Par les détenus en premier lieu, dont la collaboration est pourtant indispensable au bon fonctionnement du programme. Ils voient ce regroupement comme une mesure discriminante qui fait d’eux "des détenus à part", des "pestiférés", "gardés seulement entre musulmans", estiment les prisionniers interrogés et cités dans le rapport. "Soi disant, c’est pour éviter le prosélytisme. Mais on est isolés comme si on était des virus", déclare un détenu condamné pour la préparation d’un attentat. "Avant, il y avait du lien social. Ici, c’est la rupture", regrette un autre.

"On est isolés comme si on était des virus"

Les magistrats antiterroristes redoutent de leurs côtés "des effets pervers du regroupement qui permettrait de nouer des solidarités, de reconstituer des réseaux, et laisserait toute latitude aux plus forts pour faire pression sur les plus vulnérables". De fait, certains détenus se félicitent de ce regroupement qui leur permet, selon l’un d’eux, "d’être entre nous". "En vérité, ici tout est fait pour qu’on se radicalise davantage, et pour qu’on les [les surveillants, NDLR] déteste", estime un prévenu incarcéré pour sa participation à un réseau.
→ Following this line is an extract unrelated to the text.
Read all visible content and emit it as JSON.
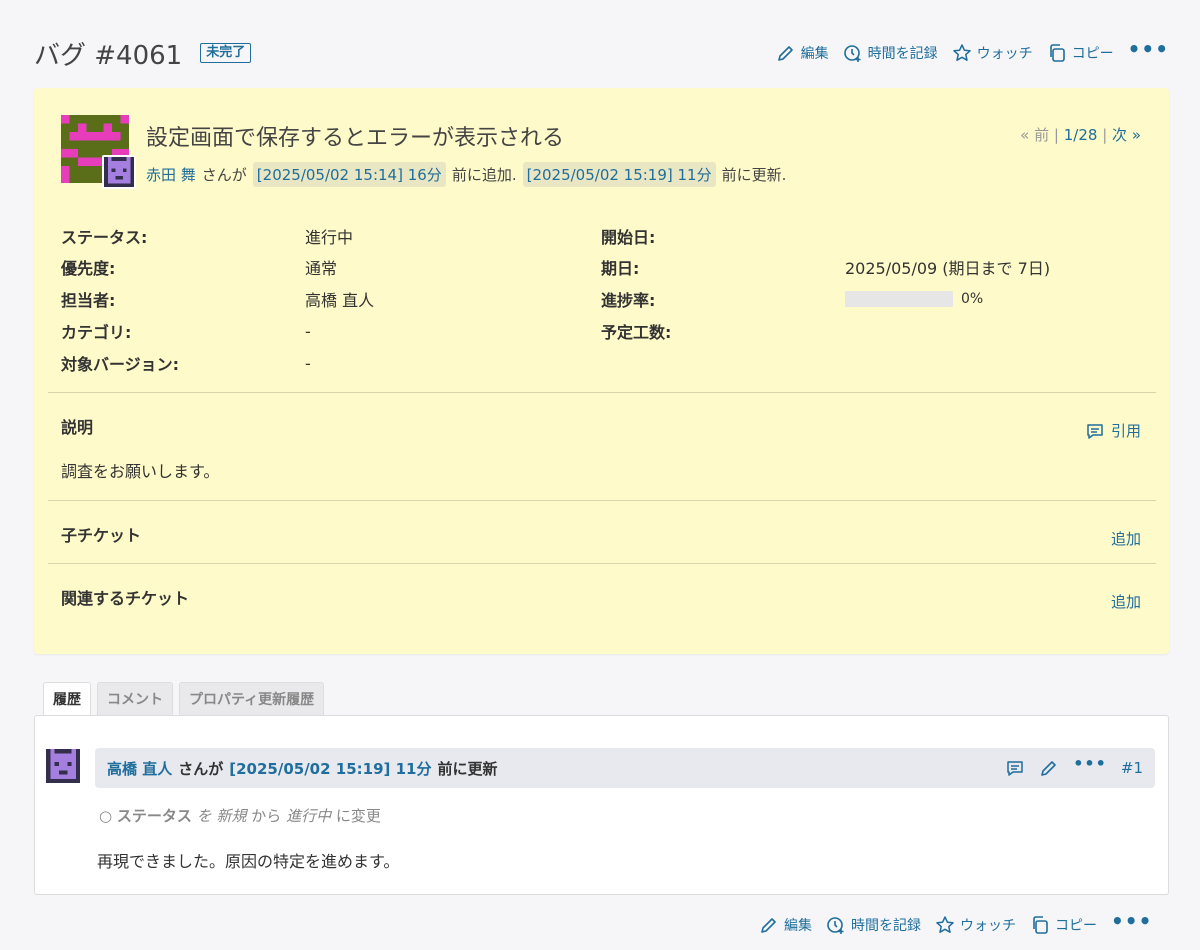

Un aumônier musulman a pointé quant à lui le risque "d’héroïsation" des personnes regroupées, par les autres détenus radicalisés, mais placées en détention ordinaire et avec qui la communication n’est pas complètement coupée.

Les avocats, enfin, craignent que le placement en UD constitue une forme de "pré-jugement" avant le passage de leur client devant un tribunal correctionnel ou une cour d'assises, rapporte Adeline Hazan. L'affectation est en effet liée au degré supposé d'ancrage de la personne dans un processus de radicalisation. "Je crains l’étiquette de terroriste et le regard du juge", témoigne également un prisonnier transféré en UD.

"Il ne s’agit pas de mettre ces personnes dans une machine à laver"

Au-delà de la séparation des prisonniers islamistes, c’est le programme de déradicalisation et de réinsertion qui semble pêcher. Le regroupement n'est pas "une fin en soi. On a défini un contenant mais pour quel contenu ?", s'interroge un directeur d'établissement. "Regrouper les profils sous mandat de dépôt terroriste pour éviter le prosélytisme, mais les laisser dans l’oisiveté et la mise à l’écart ne pouvait qu’être contreproductif", tranche-t-il.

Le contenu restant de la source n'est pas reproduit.